- Awarded for: Outstanding achievements in classical music
- Country: India
- Presented by: Ram Krishan & Sons Charitable Trust
- First award: 1993
- Website: http://www.rkkr.org/sanatan_sangeet_sanskriti.htm

= Sanatan Sangeet Sanskriti =

Sanatan Sangeet Sanskriti was established in 1993 by Ram Krishan & Sons Charitable Trust to recognize services rendered in music and dance.

In 1993, the Sanatan Sangeet Sanskriti had started presenting two National Awards every year in recognition of the services rendered in the field of music and dance. These awards are called "Sanatan Sangeet Samman" and "Sanatan Sangeet Puraskar".

==Objective==
"Sanatan" in Sanskrit means "eternal" or "timeless". The coming into existence of Sanatan Sangeet Sanskriti is the result of the efforts of a group of lovers of music and dance to find a promoting-forum-cum-research-institute for music, dance and other Indian arts.

In India, it is believed that the divine principle which was all pervading, before becoming and evolving into the material worlds viz., the Earth, the Planets, the Sun & the Stars which are numberless, was in the form of sound – Nadha Brahman – which is symbolized by the mystic word "OM".

Music, dance and art have unifying effect. They transcend religion, language and other seemingly dividing factors. These three are also one. While dance is music in action, art is a kind of frozen music. It is necessary to promote and encourage music, dance and other arts for the sake of harmony, unity and world peace. Music, dance and art will enable man to understand himself better and to realize his true nature.

The Sanatan Sangeet Sanskriti has been established with the above objectives in view and proposes to engage in the following activities:
- To shape the talents and to enable others to learn and appreciate the art.
- To provide teaching facilities for teaching music – classical and light, antique and modern, carnatic and Hindustani and dance – particularly Bharatanatyam, Odissi, Kathak, Kathakali and Mohiniyattam.
- Providing facilities for research in music, dance and other Indian arts.
- Conducting competitions for young artists in music, dance and to award prizes to encourage them to develop further.
- Awards to outstanding artists to honour them.
- Holding seminars, conferences, meetings and exhibitions.
- Publishing of books, souvenirs, periodicals etc. in connection with and in furtherance of the objectives of the Sanskriti.

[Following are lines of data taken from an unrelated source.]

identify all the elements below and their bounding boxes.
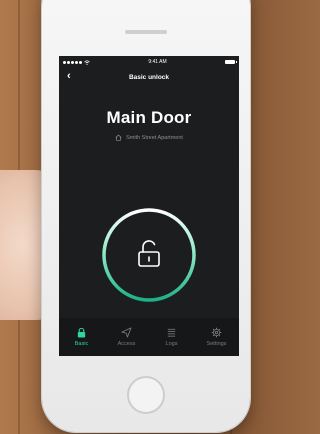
status-left [63,59,90,65]
lock-location: Smith Street Apartment [59,134,239,141]
home-button[interactable] [127,376,165,414]
chevron-left-icon[interactable]: ‹ [67,70,71,82]
tab-basic[interactable]: Basic [64,327,100,347]
tab-access[interactable]: Access [109,327,145,347]
tab-label: Access [117,341,136,347]
gear-icon [211,327,222,338]
app-screen: 9:41 AM ‹ Basic unlock Main Door Smith S… [59,56,239,356]
send-icon [121,327,132,338]
tab-bar: Basic Access Logs Settings [59,318,239,356]
tab-settings[interactable]: Settings [199,327,235,347]
home-icon [115,134,122,141]
wifi-icon [84,59,90,65]
list-icon [167,328,176,337]
unlock-button[interactable] [100,206,198,304]
phone-speaker [125,30,167,34]
status-time: 9:41 AM [148,59,167,65]
tab-label: Logs [165,341,178,347]
tab-label: Settings [206,341,227,347]
battery-icon [224,60,237,64]
lock-icon [77,327,86,338]
lock-name: Main Door [106,108,192,127]
location-label: Smith Street Apartment [126,134,183,141]
status-bar: 9:41 AM [59,56,239,68]
unlocked-padlock-icon [138,240,160,267]
tab-logs[interactable]: Logs [154,327,190,347]
navigation-bar: ‹ Basic unlock [59,68,239,86]
signal-icon [63,60,82,64]
tab-label: Basic [74,341,89,347]
phone-device: 9:41 AM ‹ Basic unlock Main Door Smith S… [42,0,250,432]
nav-title: Basic unlock [128,73,170,81]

==Sanatan Sangeet Sanskriti Awards==
Sanatan Sangeet Samman is to honour a senior artist for his / her excellence and outstanding contributions to the Indian Classical Music / Dance. The Sanatan Sangeet Puraskar is to honour a talented artist in recognition of his / her talent and potential for excellence.

===Awardees===

====Sanatan Sangeet Samman====

Dr L Subramaniam,
Pandit Bhimsen Joshi,
Lalgudi Jayaraman,
Sonal Mansingh,
Kishori Amonkar,

====Sanatan Sangeet Puraskar====
Arushi Bhargava Narain,
Lalgudi Vijayalakshmi,
Kavita Dwibedi,
A R Rahman,
Arushi Mudgal
Mandolin Srinivas

====Sanatan Kalakriti Puraskar====

The Sanskriti also instituted the Sanatan Kalakriti Puraskar to a selected artist in recognition of his / her contribution in the field of painting / sculpture.

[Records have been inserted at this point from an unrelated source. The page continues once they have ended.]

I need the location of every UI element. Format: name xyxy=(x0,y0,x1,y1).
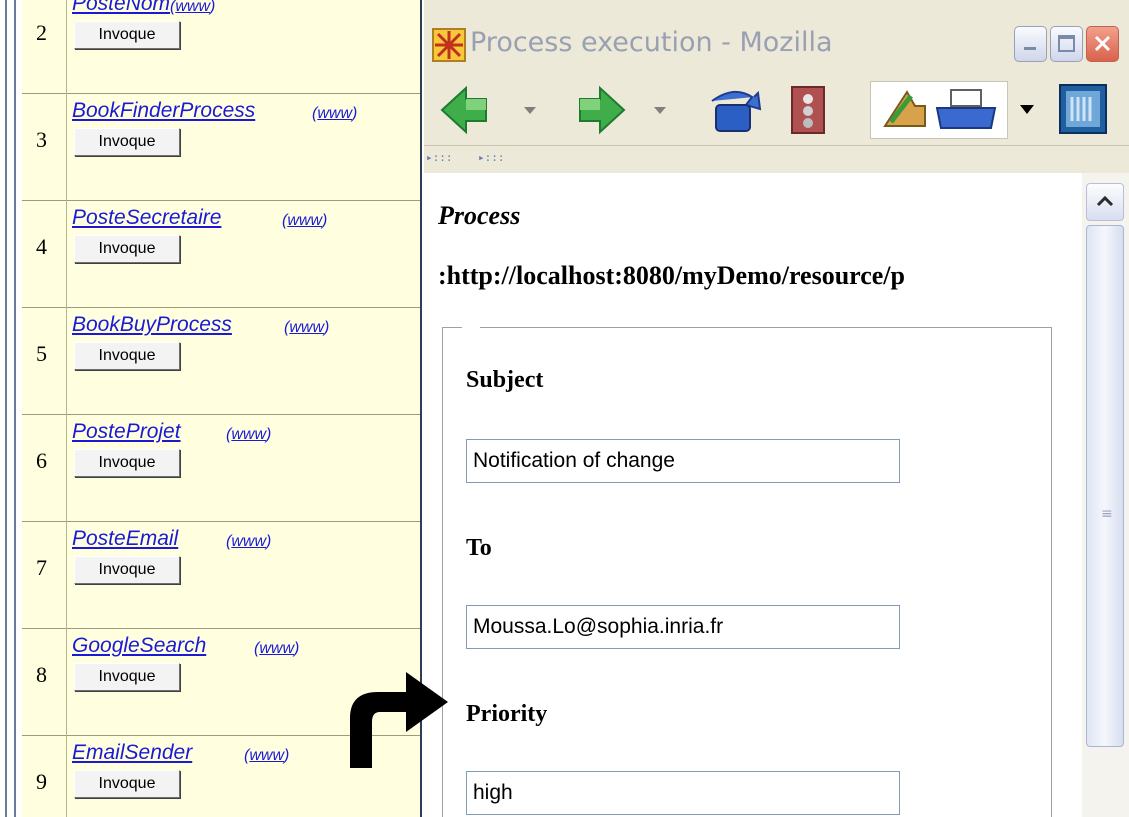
www-link-wrapper: (www) xyxy=(312,105,358,122)
row-number-cell: 4 xyxy=(22,200,67,307)
service-link[interactable]: BookFinderProcess xyxy=(72,99,255,123)
scroll-thumb[interactable]: ≡ xyxy=(1086,225,1124,747)
www-link-wrapper: (www) xyxy=(282,212,328,229)
www-link[interactable]: www xyxy=(259,640,294,657)
reload-icon[interactable] xyxy=(706,83,762,137)
www-link[interactable]: www xyxy=(231,426,266,443)
service-link[interactable]: PosteSecretaire xyxy=(72,206,221,230)
row-number: 7 xyxy=(36,555,47,580)
throbber-icon xyxy=(1059,84,1107,134)
print-icon[interactable] xyxy=(933,88,999,134)
curved-arrow-icon xyxy=(350,672,448,768)
priority-field[interactable] xyxy=(466,771,900,815)
www-link[interactable]: www xyxy=(317,105,352,122)
row-number-cell: 8 xyxy=(22,628,67,735)
maximize-icon xyxy=(1058,35,1075,52)
invoque-button[interactable]: Invoque xyxy=(74,342,180,370)
service-link[interactable]: EmailSender xyxy=(72,741,192,765)
row-number: 4 xyxy=(36,234,47,259)
process-url: :http://localhost:8080/myDemo/resource/p xyxy=(438,261,905,290)
tab-grip-icon[interactable]: ▸::: xyxy=(478,151,505,164)
www-link[interactable]: www xyxy=(287,212,322,229)
minimize-icon xyxy=(1024,47,1036,50)
home-icon[interactable] xyxy=(877,86,933,134)
chevron-up-icon xyxy=(1096,195,1114,207)
row-number-cell: 9 xyxy=(22,735,67,817)
service-link[interactable]: BookBuyProcess xyxy=(72,313,232,337)
row-number: 5 xyxy=(36,341,47,366)
invoque-button[interactable]: Invoque xyxy=(74,128,180,156)
subject-label: Subject xyxy=(466,367,544,393)
www-link[interactable]: www xyxy=(231,533,266,550)
to-label: To xyxy=(466,535,492,561)
window-titlebar[interactable]: Process execution - Mozilla xyxy=(424,0,1129,75)
priority-label: Priority xyxy=(466,701,548,727)
navigation-toolbar xyxy=(424,75,1129,145)
stop-icon[interactable] xyxy=(786,83,830,137)
service-row: 7 PosteEmail (www) Invoque xyxy=(22,521,420,629)
service-link[interactable]: PosteNom xyxy=(72,0,170,16)
mozilla-window: Process execution - Mozilla ▸::: ▸::: Pr… xyxy=(424,0,1129,817)
invoque-button[interactable]: Invoque xyxy=(74,770,180,798)
row-number-cell: 5 xyxy=(22,307,67,414)
row-number-cell: 2 xyxy=(22,0,67,93)
row-number: 8 xyxy=(36,662,47,687)
www-link-wrapper: (www) xyxy=(226,533,272,550)
service-row: 4 PosteSecretaire (www) Invoque xyxy=(22,200,420,308)
scroll-up-button[interactable] xyxy=(1086,183,1124,221)
www-link-wrapper: (www) xyxy=(170,0,216,15)
window-title: Process execution - Mozilla xyxy=(470,27,833,58)
frame-border xyxy=(5,0,7,817)
print-dropdown-arrow-icon[interactable] xyxy=(1020,105,1034,114)
invoque-button[interactable]: Invoque xyxy=(74,663,180,691)
invoque-button[interactable]: Invoque xyxy=(74,235,180,263)
row-number: 3 xyxy=(36,127,47,152)
www-link[interactable]: www xyxy=(175,0,210,15)
service-link[interactable]: PosteEmail xyxy=(72,527,178,551)
row-number-cell: 7 xyxy=(22,521,67,628)
page-content: Process :http://localhost:8080/myDemo/re… xyxy=(424,173,1082,817)
row-number: 6 xyxy=(36,448,47,473)
tab-strip: ▸::: ▸::: xyxy=(424,145,1129,175)
www-link[interactable]: www xyxy=(249,747,284,764)
service-row: 6 PosteProjet (www) Invoque xyxy=(22,414,420,522)
invoque-button[interactable]: Invoque xyxy=(74,556,180,584)
mozilla-app-icon xyxy=(432,28,466,62)
forward-dropdown-arrow-icon[interactable] xyxy=(654,107,666,114)
service-link[interactable]: GoogleSearch xyxy=(72,634,206,658)
home-print-group xyxy=(870,81,1008,139)
to-field[interactable] xyxy=(466,605,900,649)
back-dropdown-arrow-icon[interactable] xyxy=(524,107,536,114)
www-link[interactable]: www xyxy=(289,319,324,336)
close-icon xyxy=(1094,35,1111,52)
row-number-cell: 6 xyxy=(22,414,67,521)
forward-arrow-icon[interactable] xyxy=(574,83,628,137)
fieldset-legend xyxy=(462,323,480,331)
tab-grip-icon[interactable]: ▸::: xyxy=(426,151,453,164)
maximize-button[interactable] xyxy=(1050,26,1083,62)
process-heading: Process xyxy=(438,201,521,230)
frame-border xyxy=(14,0,16,817)
subject-field[interactable] xyxy=(466,439,900,483)
scroll-grip-icon: ≡ xyxy=(1101,506,1113,522)
minimize-button[interactable] xyxy=(1014,26,1047,62)
www-link-wrapper: (www) xyxy=(244,747,290,764)
service-link[interactable]: PosteProjet xyxy=(72,420,181,444)
www-link-wrapper: (www) xyxy=(284,319,330,336)
row-number: 2 xyxy=(36,20,47,45)
service-row: 5 BookBuyProcess (www) Invoque xyxy=(22,307,420,415)
www-link-wrapper: (www) xyxy=(226,426,272,443)
back-arrow-icon[interactable] xyxy=(438,83,492,137)
form-fieldset xyxy=(442,327,1052,817)
row-number: 9 xyxy=(36,769,47,794)
vertical-scrollbar[interactable]: ≡ xyxy=(1082,173,1129,817)
service-row: 2 PosteNom (www) Invoque xyxy=(22,0,420,94)
invoque-button[interactable]: Invoque xyxy=(74,449,180,477)
service-row: 3 BookFinderProcess (www) Invoque xyxy=(22,93,420,201)
close-button[interactable] xyxy=(1086,26,1119,62)
www-link-wrapper: (www) xyxy=(254,640,300,657)
row-number-cell: 3 xyxy=(22,93,67,200)
invoque-button[interactable]: Invoque xyxy=(74,21,180,49)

The first recipient of this award was Shri Manav Gupta in 2006.

====Sanatan Nritya Puraskar====

Sanatan Nritya Puraskar given to a distinguished young artist in recognition of his / her talents, achievements & potential

Navia Natarajan (2010).

The Sanskriti has constituted National Awards to be presented annually to artists in different categories.
The awards for 2007 were as follows:

Sanatan Sangeet Samman to honour a senior artist for his / her personal excellence and outstanding contributions to the Indian classical music / dance, awarded to Ustad Amjad Ali Khan.

Sanatan Kalakriti Puraskar given to a distinguished artist in the area of Painting and sculpture category in recognition of his / her achievements and potential, to Shri Subrata Kundu.

Sanatan Nritya Puraskar given to a distinguished young artist in recognition of his / her talents, achievements & potential, awarded to Kumari Mythili Prakash.